While trying to put together some posts, a colleague sent me an interesting article in The New York Times about Mormon young men selling for Pinnacle Security. Having lived and worked quite a bit in Mormon college towns, I have mixed feelings about these operations. Here in Rexburg, Idaho, recruitment offices for security and pest control sales companies are in prominent places throughout the town. One of my neighbors has done quite well selling for such companies.
However, Brigham Young University-Idaho President Kim Clark has been openly critical of these sales schemes. Clark’s concern seems to be about the get rich quick approach that many of these companies use in their recruiting efforts. In addition, while there may be potential for summer earnings, they are not a foundation for careers. Yet, they continue to grow in the area.
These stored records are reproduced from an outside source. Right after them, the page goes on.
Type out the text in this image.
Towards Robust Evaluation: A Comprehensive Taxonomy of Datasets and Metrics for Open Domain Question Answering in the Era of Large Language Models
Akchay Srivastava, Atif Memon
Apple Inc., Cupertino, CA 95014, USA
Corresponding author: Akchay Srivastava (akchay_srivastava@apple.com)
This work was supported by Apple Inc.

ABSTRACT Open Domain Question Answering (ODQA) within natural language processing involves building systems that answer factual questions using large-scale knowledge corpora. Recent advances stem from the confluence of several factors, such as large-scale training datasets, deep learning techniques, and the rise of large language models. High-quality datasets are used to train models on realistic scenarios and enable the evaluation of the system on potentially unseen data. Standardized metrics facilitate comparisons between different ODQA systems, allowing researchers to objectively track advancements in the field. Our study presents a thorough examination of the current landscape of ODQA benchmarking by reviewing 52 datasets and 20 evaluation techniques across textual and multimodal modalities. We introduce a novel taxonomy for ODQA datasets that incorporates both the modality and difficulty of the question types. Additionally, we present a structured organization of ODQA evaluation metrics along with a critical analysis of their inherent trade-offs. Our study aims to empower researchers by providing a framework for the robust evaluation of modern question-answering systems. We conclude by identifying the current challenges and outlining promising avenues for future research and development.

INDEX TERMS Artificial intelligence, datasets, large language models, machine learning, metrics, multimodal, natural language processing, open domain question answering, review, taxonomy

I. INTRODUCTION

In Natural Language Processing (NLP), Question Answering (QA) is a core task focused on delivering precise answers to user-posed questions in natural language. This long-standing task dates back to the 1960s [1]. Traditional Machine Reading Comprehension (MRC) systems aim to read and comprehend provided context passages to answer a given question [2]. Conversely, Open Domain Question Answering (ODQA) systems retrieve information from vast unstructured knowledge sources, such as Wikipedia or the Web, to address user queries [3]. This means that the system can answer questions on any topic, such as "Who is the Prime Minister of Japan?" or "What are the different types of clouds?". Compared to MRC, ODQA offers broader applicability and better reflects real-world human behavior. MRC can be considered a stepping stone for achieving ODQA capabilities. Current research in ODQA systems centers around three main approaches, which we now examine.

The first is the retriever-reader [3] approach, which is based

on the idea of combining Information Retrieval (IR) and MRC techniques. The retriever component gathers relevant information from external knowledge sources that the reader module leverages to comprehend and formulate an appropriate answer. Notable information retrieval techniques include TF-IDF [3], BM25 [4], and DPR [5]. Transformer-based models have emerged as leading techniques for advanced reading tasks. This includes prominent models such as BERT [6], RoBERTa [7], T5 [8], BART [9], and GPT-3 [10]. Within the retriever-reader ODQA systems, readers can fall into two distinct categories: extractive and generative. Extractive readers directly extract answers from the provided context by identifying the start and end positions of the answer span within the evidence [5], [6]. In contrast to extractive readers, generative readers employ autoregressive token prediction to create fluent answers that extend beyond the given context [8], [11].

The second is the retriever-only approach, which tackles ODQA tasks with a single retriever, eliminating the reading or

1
I could never do this type of work. I wasn’t a big fan of it while a missionary. But, for the gospel, I will do lots of things. Door-to-door is something that, like donating plasma, I cannot do anymore, even for money.
I also have concerns about the well-being of the young men involved. One of my best friends as an undergraduate had a horrible experience. The following quote from the article is almost haunting:
Sometimes, though, it rains, and when it does, Pinnacle’s sink-or-swim mentality for sales reps, especially new, unproven ones like Brandon Rogers, is tough love at its toughest.
Newbies, for fear they may retreat to their cars, are dropped off and left on foot without shelter or access to a bathroom unless they can gain admittance into a house to make their sales pitch. Mr. Rogers, who is 21, had three energy bars and no umbrella to last him through a long, wet day.
He had made one sale by dark, when they picked him up.
Being critical of these endeavors is easy from my ideological perspective. What are your thoughts?